Options for the Genotypic Ratio:
A: 1:2:1
- This ratio suggests that there is an equal chance of obtaining each of the three genotypes in the offspring. It implies that there is a 25% chance for homozygous dominant, 50% chance for heterozygous, and 25% chance for homozygous recessive genotypes. This ratio is characteristic of a monohybrid cross where the dominant allele is not completely dominant over the recessive allele.
B: 3:1
- This ratio suggests that there is a higher chance of obtaining the dominant genotype (homozygous dominant or heterozygous) compared to the recessive genotype. It implies that there is a 75% chance for the dominant genotype and a 25% chance for the recessive genotype. This ratio is characteristic of a monohybrid cross where the dominant allele is completely dominant over the recessive allele.
C: 2:1:1
- This ratio suggests that there is a higher chance of obtaining the dominant genotype (homozygous dominant or heterozygous) compared to the recessive genotype. It implies that there is a 50% chance for the dominant genotype and a 25% chance for each of the two recessive genotypes. This ratio is characteristic of a monohybrid cross where the dominant allele is completely dominant over the recessive allele.
D: 9:3:3:1
- This ratio suggests that there is a higher chance of obtaining specific combinations of genotypes. It implies that there is a 9/16 chance for the dominant phenotype, a 3/16 chance for each of the two heterozygous genotypes, and a 1/16 chance for the recessive phenotype. This ratio is characteristic of a dihybrid cross, which involves the inheritance of two different traits.
Conclusion:
Based on the options given, the correct genotypic ratio for a monohybrid cross is A: 1:2:1. This ratio indicates an equal chance of obtaining each of the three possible genotypes in the offspring.
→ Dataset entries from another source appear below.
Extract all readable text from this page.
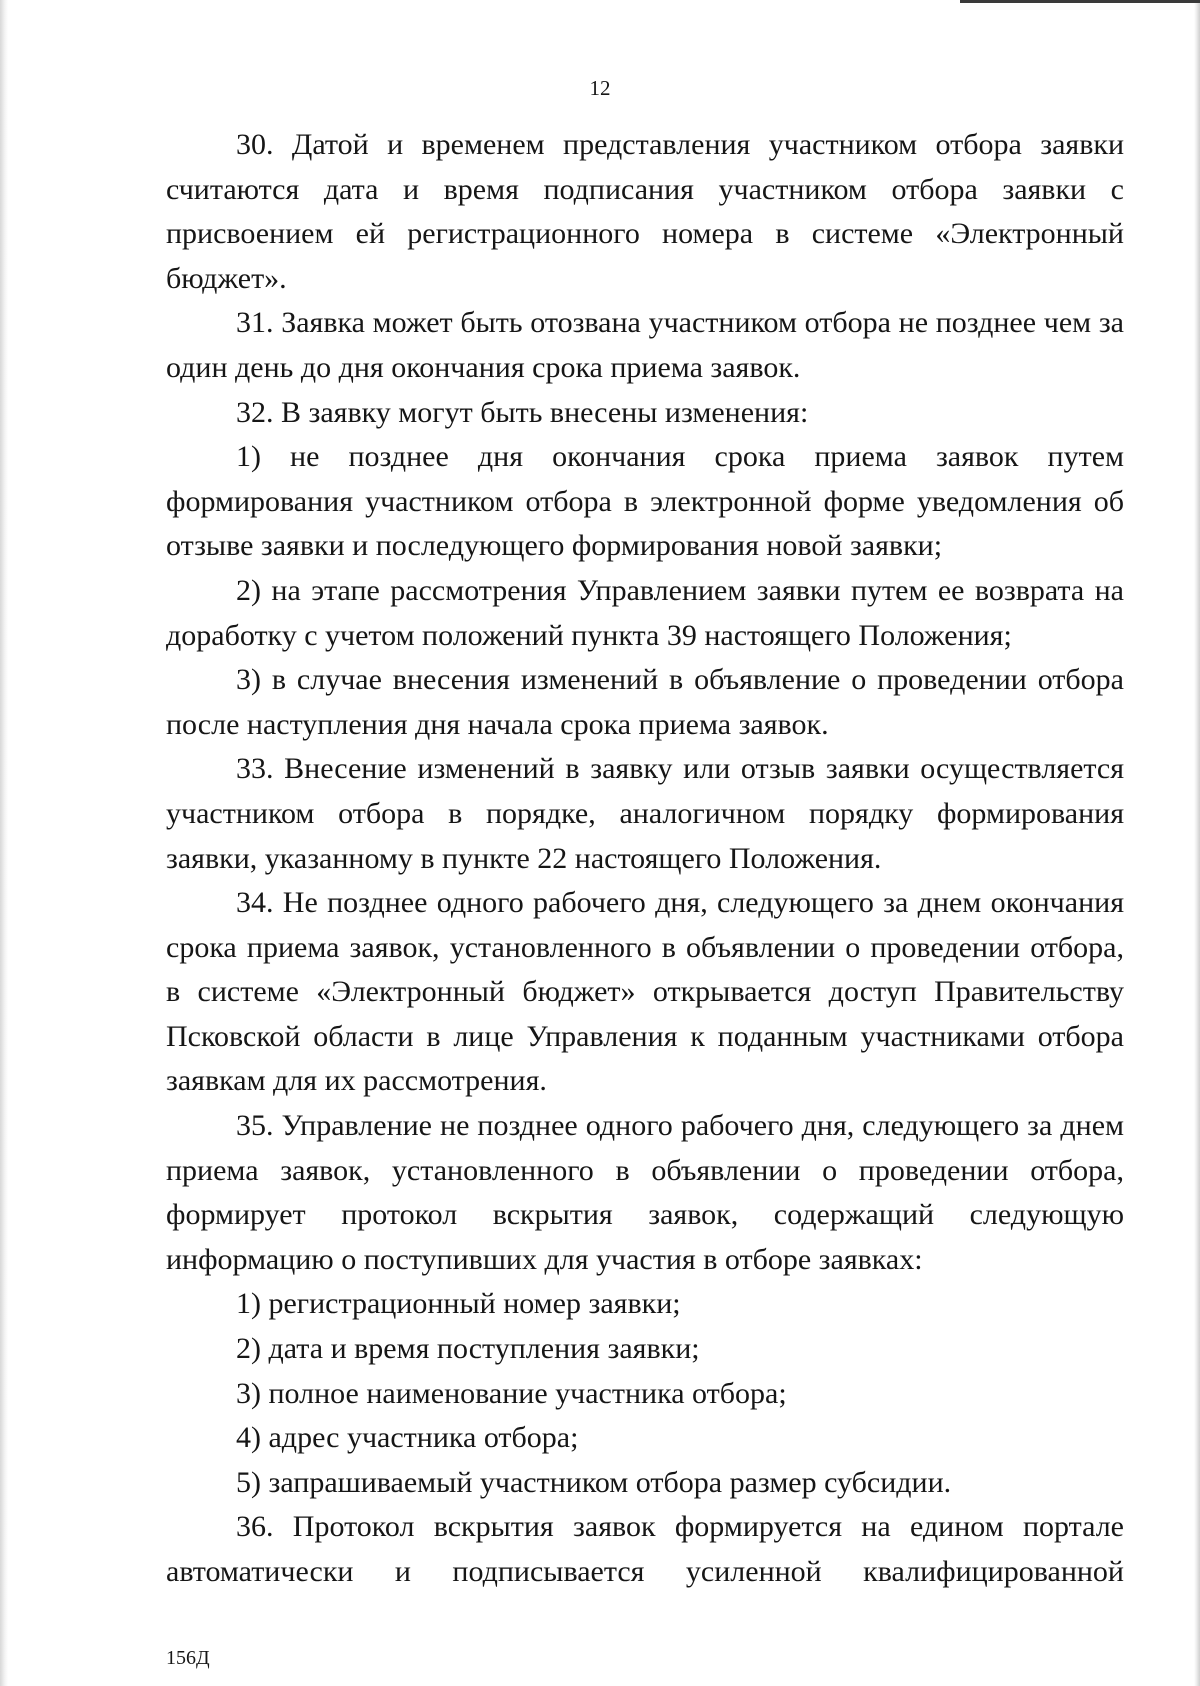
12

30. Датой и временем представления участником отбора заявки считаются дата и время подписания участником отбора заявки с присвоением ей регистрационного номера в системе «Электронный бюджет».

31. Заявка может быть отозвана участником отбора не позднее чем за один день до дня окончания срока приема заявок.

32. В заявку могут быть внесены изменения:

1) не позднее дня окончания срока приема заявок путем формирования участником отбора в электронной форме уведомления об отзыве заявки и последующего формирования новой заявки;

2) на этапе рассмотрения Управлением заявки путем ее возврата на доработку с учетом положений пункта 39 настоящего Положения;

3) в случае внесения изменений в объявление о проведении отбора после наступления дня начала срока приема заявок.

33. Внесение изменений в заявку или отзыв заявки осуществляется участником отбора в порядке, аналогичном порядку формирования заявки, указанному в пункте 22 настоящего Положения.

34. Не позднее одного рабочего дня, следующего за днем окончания срока приема заявок, установленного в объявлении о проведении отбора, в системе «Электронный бюджет» открывается доступ Правительству Псковской области в лице Управления к поданным участниками отбора заявкам для их рассмотрения.

35. Управление не позднее одного рабочего дня, следующего за днем приема заявок, установленного в объявлении о проведении отбора, формирует протокол вскрытия заявок, содержащий следующую информацию о поступивших для участия в отборе заявках:

1) регистрационный номер заявки;

2) дата и время поступления заявки;

3) полное наименование участника отбора;

4) адрес участника отбора;

5) запрашиваемый участником отбора размер субсидии.

36. Протокол вскрытия заявок формируется на едином портале автоматически и подписывается усиленной квалифицированной

156Д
To understand the significance of the 9:7 ratio in the F2 generation, we need to review the different types of genetic interactions and their corresponding phenotypic ratios.
1. Incomplete dominance:
- In incomplete dominance, the heterozygous phenotype is intermediate between the two homozygous phenotypes.
- The phenotypic ratio in the F2 generation is 1:2:1.
2. Co-dominance:
- In co-dominance, both alleles are fully expressed in the heterozygous genotype.
- The phenotypic ratio in the F2 generation is 1:2:1.
3. Epistasis:
- Epistasis occurs when one gene masks or modifies the phenotypic expression of another gene.
- The phenotypic ratio in the F2 generation can vary depending on the type of epistatic interaction.
- The 9:7 ratio specifically represents a recessive epistasis, where the presence of a recessive allele at one gene locus masks the expression of alleles at another gene locus.
- The ratio is derived from the combination of two dihybrid crosses, where the phenotypic ratio for each individual dihybrid cross is 9:3:3:1.
4. Complementary interaction:
- In complementary interaction, two genes work together to produce a specific phenotype.
- The phenotypic ratio in the F2 generation is 9:7, which indicates that both genes must be present in a specific combination to produce the desired phenotype.
Therefore, the 9:7 ratio in the F2 generation represents C: Epistasis, specifically a recessive epistasis where one gene masks the expression of another gene.